Ouattara fighters withdraw from Ivorian media outlets
|Publisher||Committee to Protect Journalists|
|Publication Date||9 September 2011|
|Cite as||Committee to Protect Journalists, Ouattara fighters withdraw from Ivorian media outlets, 9 September 2011, available at: http://www.refworld.org/docid/4e845dc323.html [accessed 22 January 2018]|
New York, September 9, 2011 – CPJ is relieved that fighters loyal to Ivory Coast President Alassane Ouattara relinquished control last week of offices belonging to newspaper publishers who supported ousted President Laurent Gbagbo, local journalists and news reports said.
Members of the pro-Outtara Republican Forces of the Ivory Coast (FRCI) seized the city of Abidjan in April, and ransacked the offices of pro-Gbagbo media groups La Refondation, publisher of daily Notre Voie, and Cyclone, publisher of daily Le Temps, according to CPJ research.

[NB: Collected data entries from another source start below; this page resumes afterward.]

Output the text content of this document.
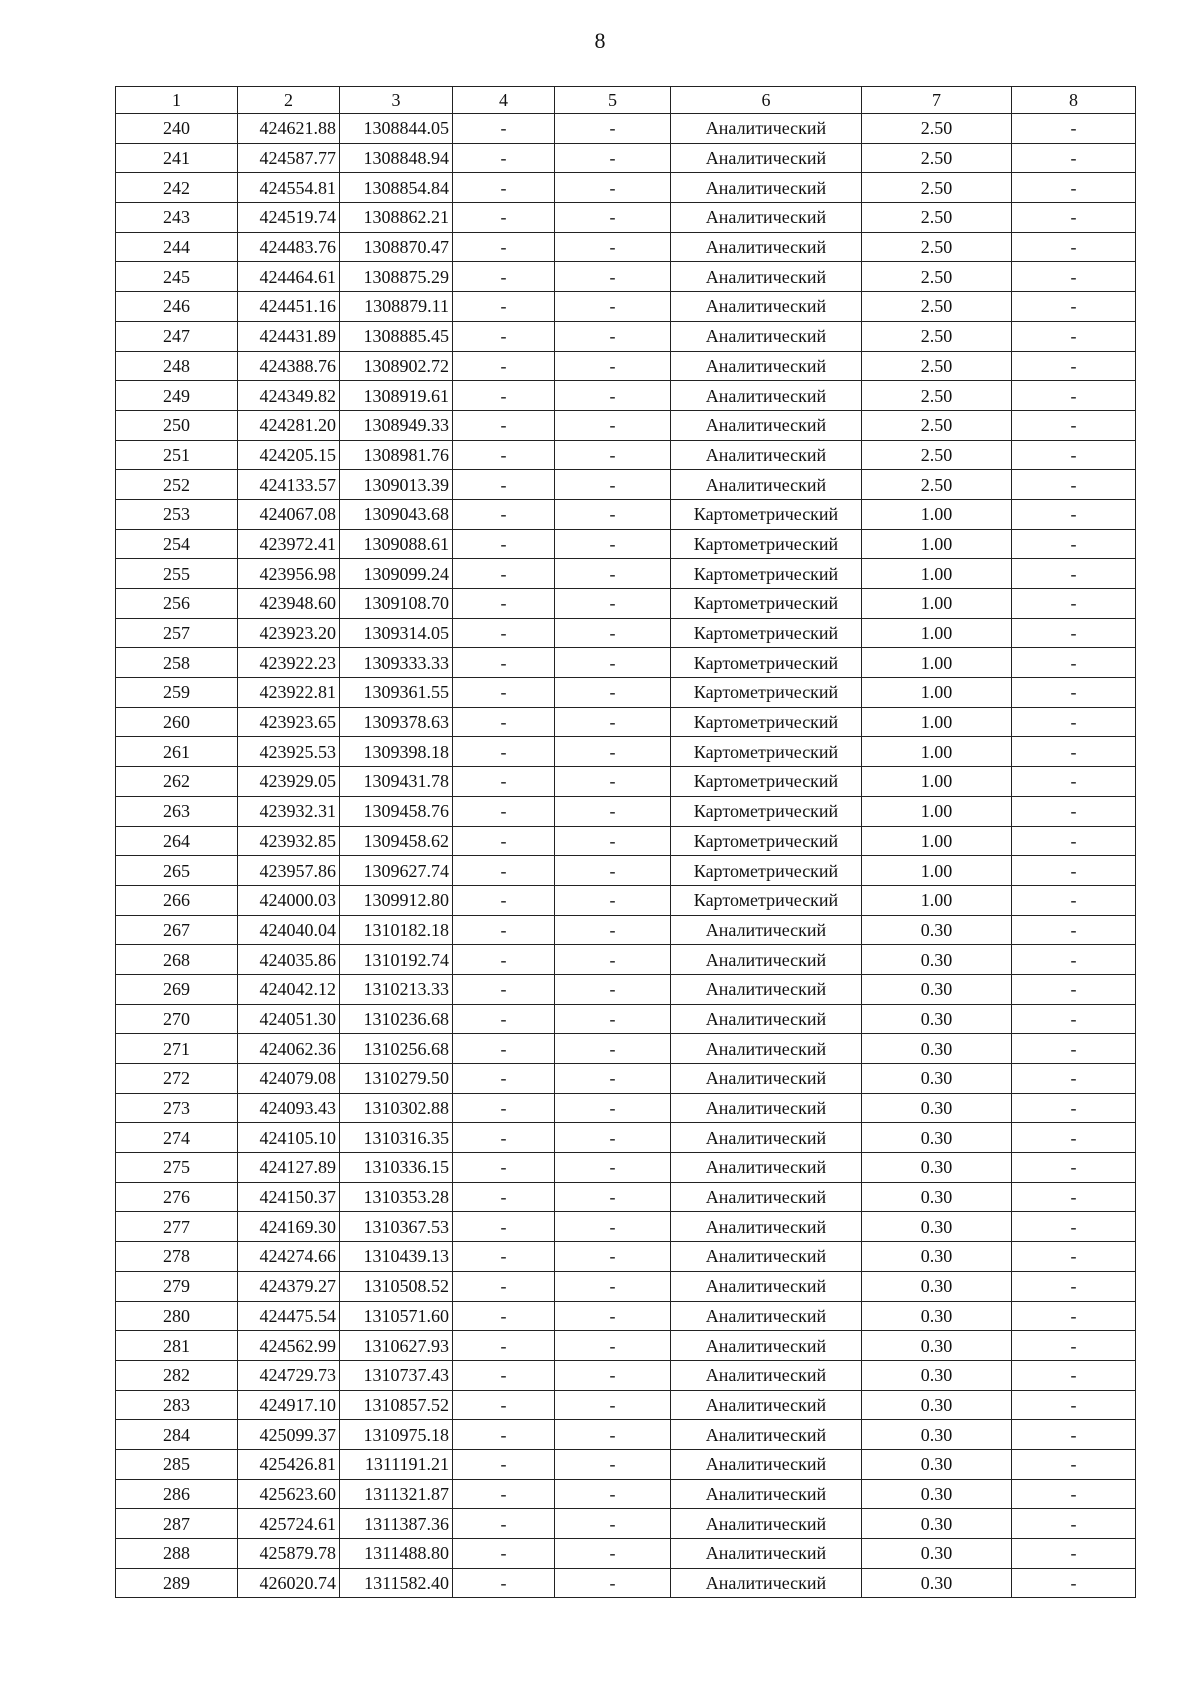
8
1	2	3	4	5	6	7	8
240	424621.88	1308844.05	-	-	Аналитический	2.50	-
241	424587.77	1308848.94	-	-	Аналитический	2.50	-
242	424554.81	1308854.84	-	-	Аналитический	2.50	-
243	424519.74	1308862.21	-	-	Аналитический	2.50	-
244	424483.76	1308870.47	-	-	Аналитический	2.50	-
245	424464.61	1308875.29	-	-	Аналитический	2.50	-
246	424451.16	1308879.11	-	-	Аналитический	2.50	-
247	424431.89	1308885.45	-	-	Аналитический	2.50	-
248	424388.76	1308902.72	-	-	Аналитический	2.50	-
249	424349.82	1308919.61	-	-	Аналитический	2.50	-
250	424281.20	1308949.33	-	-	Аналитический	2.50	-
251	424205.15	1308981.76	-	-	Аналитический	2.50	-
252	424133.57	1309013.39	-	-	Аналитический	2.50	-
253	424067.08	1309043.68	-	-	Картометрический	1.00	-
254	423972.41	1309088.61	-	-	Картометрический	1.00	-
255	423956.98	1309099.24	-	-	Картометрический	1.00	-
256	423948.60	1309108.70	-	-	Картометрический	1.00	-
257	423923.20	1309314.05	-	-	Картометрический	1.00	-
258	423922.23	1309333.33	-	-	Картометрический	1.00	-
259	423922.81	1309361.55	-	-	Картометрический	1.00	-
260	423923.65	1309378.63	-	-	Картометрический	1.00	-
261	423925.53	1309398.18	-	-	Картометрический	1.00	-
262	423929.05	1309431.78	-	-	Картометрический	1.00	-
263	423932.31	1309458.76	-	-	Картометрический	1.00	-
264	423932.85	1309458.62	-	-	Картометрический	1.00	-
265	423957.86	1309627.74	-	-	Картометрический	1.00	-
266	424000.03	1309912.80	-	-	Картометрический	1.00	-
267	424040.04	1310182.18	-	-	Аналитический	0.30	-
268	424035.86	1310192.74	-	-	Аналитический	0.30	-
269	424042.12	1310213.33	-	-	Аналитический	0.30	-
270	424051.30	1310236.68	-	-	Аналитический	0.30	-
271	424062.36	1310256.68	-	-	Аналитический	0.30	-
272	424079.08	1310279.50	-	-	Аналитический	0.30	-
273	424093.43	1310302.88	-	-	Аналитический	0.30	-
274	424105.10	1310316.35	-	-	Аналитический	0.30	-
275	424127.89	1310336.15	-	-	Аналитический	0.30	-
276	424150.37	1310353.28	-	-	Аналитический	0.30	-
277	424169.30	1310367.53	-	-	Аналитический	0.30	-
278	424274.66	1310439.13	-	-	Аналитический	0.30	-
279	424379.27	1310508.52	-	-	Аналитический	0.30	-
280	424475.54	1310571.60	-	-	Аналитический	0.30	-
281	424562.99	1310627.93	-	-	Аналитический	0.30	-
282	424729.73	1310737.43	-	-	Аналитический	0.30	-
283	424917.10	1310857.52	-	-	Аналитический	0.30	-
284	425099.37	1310975.18	-	-	Аналитический	0.30	-
285	425426.81	1311191.21	-	-	Аналитический	0.30	-
286	425623.60	1311321.87	-	-	Аналитический	0.30	-
287	425724.61	1311387.36	-	-	Аналитический	0.30	-
288	425879.78	1311488.80	-	-	Аналитический	0.30	-
289	426020.74	1311582.40	-	-	Аналитический	0.30	-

The same month, FRCI forces fired in the air at journalists attempting to survey the damage, news reports said.
In an August 16 press conference, Ivorian Defense Minister Paul Koffi Koffi pledged the withdrawal of FRCI forces, according to news reports. A week later, however, FRCI forces detained an unidentified cameraman of state broadcaster Rediffusion Television Ivoirienne for filming the devastated premises of Notre Voie and confiscated his equipment and footage, news reports said. The FRCI forces finally vacated the premises of both offices last week.
"We welcome the end of the illegal occupation by Ouattara forces of media houses that were favorable to former President Laurent Gbagbo," said CPJ Africa Advocacy Coordinator Mohamed Keita. "Ouattara must deliver on his promise of zero tolerance for harassment and interference in the work of journalists."
Since the destruction of their printing presses, Notre Voie and Le Temps have been using the printing press of state daily Fraternité Matin, according to local journalists. Notre Voie Editor-in-Chief Lahoua Souanga Etienne, also known as César Etou, told CPJ that the paper would file a complaint over the vandalizing of their offices.
Forces loyal to Ouattara ousted Gbagbo after a bloody five-month standoff resulting from the disputed November 2010 presidential elections.